How Newton’s Laws of Motion Apply to Rockets.
Newtons first law states that a object in motion will remain in motion and a object at rest will remain at rest unless acted upon by an outside force. This is easier to observe in objects with a large mass like a train for example. A train has a lot of inertia so when it is moving it would like to remain moving and it takes a great effort to stop it. The word inertia comes from Latin and literately means laziness. Things than have inertia are lazy. Lazy things like to keep doing what there doing.

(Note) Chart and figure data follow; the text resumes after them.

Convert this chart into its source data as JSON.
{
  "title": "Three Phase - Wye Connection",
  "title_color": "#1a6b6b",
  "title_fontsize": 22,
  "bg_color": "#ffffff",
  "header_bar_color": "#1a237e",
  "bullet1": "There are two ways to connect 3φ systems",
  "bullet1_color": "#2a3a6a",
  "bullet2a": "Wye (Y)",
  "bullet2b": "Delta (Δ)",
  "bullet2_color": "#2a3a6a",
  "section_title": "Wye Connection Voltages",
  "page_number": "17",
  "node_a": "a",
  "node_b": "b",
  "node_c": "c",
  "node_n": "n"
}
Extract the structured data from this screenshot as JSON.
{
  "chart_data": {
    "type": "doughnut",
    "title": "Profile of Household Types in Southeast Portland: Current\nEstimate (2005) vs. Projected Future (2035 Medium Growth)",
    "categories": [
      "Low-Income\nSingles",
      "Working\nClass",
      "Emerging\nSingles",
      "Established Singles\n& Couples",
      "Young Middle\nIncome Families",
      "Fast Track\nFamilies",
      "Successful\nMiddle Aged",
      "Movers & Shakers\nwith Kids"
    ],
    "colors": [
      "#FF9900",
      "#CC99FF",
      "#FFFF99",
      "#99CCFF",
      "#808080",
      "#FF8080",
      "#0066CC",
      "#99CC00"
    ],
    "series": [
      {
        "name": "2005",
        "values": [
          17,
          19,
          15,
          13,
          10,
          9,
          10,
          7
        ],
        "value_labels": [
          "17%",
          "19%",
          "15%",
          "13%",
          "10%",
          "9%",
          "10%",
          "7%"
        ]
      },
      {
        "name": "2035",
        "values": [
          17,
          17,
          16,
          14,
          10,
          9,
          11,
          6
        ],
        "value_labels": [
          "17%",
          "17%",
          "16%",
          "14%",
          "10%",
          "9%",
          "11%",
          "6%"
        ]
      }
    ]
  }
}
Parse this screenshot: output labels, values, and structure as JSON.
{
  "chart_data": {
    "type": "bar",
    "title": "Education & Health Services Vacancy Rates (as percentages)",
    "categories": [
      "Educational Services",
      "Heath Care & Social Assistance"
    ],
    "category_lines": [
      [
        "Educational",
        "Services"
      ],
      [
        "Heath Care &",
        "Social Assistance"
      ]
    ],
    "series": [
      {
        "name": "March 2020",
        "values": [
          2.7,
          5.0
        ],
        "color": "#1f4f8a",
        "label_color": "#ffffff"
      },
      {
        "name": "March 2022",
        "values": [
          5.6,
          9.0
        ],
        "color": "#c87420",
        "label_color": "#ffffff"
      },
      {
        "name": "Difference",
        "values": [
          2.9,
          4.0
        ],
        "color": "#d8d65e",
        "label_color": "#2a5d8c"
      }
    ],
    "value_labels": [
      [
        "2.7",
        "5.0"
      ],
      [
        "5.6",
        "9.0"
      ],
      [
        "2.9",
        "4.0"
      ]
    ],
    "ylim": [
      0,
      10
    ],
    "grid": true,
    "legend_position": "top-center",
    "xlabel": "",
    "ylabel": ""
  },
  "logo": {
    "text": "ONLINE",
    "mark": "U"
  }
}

Whether or not a rocket should have inertia depends on what you are trying to do. If the rocket has been launched then inertia is good because the rocket needs to overcome drag from the air. But before you launch inertia is bad because a force (thrust) must be applied to overcome the inertia and the more you have the greater the force required to overcome it. The best rockets have a small mass and are aerodynamic, this gives them a high thrust to mass ratio. Once the rocket is moving the drag should be minimized by the shape of the leading edge of the rocket, reducing the rate at which the rocket is slowed by the air.
Newtons Second Law.
There are many forces that act upon a rocket. A propulsive force is required to move the rockets while it is siting on the launch pad. The rocket can be made to move faster by either increasing the force and/or decreasing the mass. How quickly a rocket increases speed off the launch pad is called acceleration. A rocket’s acceleration is equal to the force applied divided by the mass (a=f/m). As force increases acceleration increases, as mass increases acceleration decreases. Re-arranging the formula gives you the classic way of describing Newton’s second law, force equals mass times acceleration (f=ma).
Newtons Third Law.
For every action there is an equal and opposite reaction. For example, if you hit the table with your hand the table hits back with an equal and opposite force. A rocket is able to lift off the launch pad because the acceleration caused by the expanding exhaust gas is able to overcome the rockets inertia. The same principle applies to airplanes, the only difference is that rockets are continuously accelerating as they burn fuel and their mass decreases.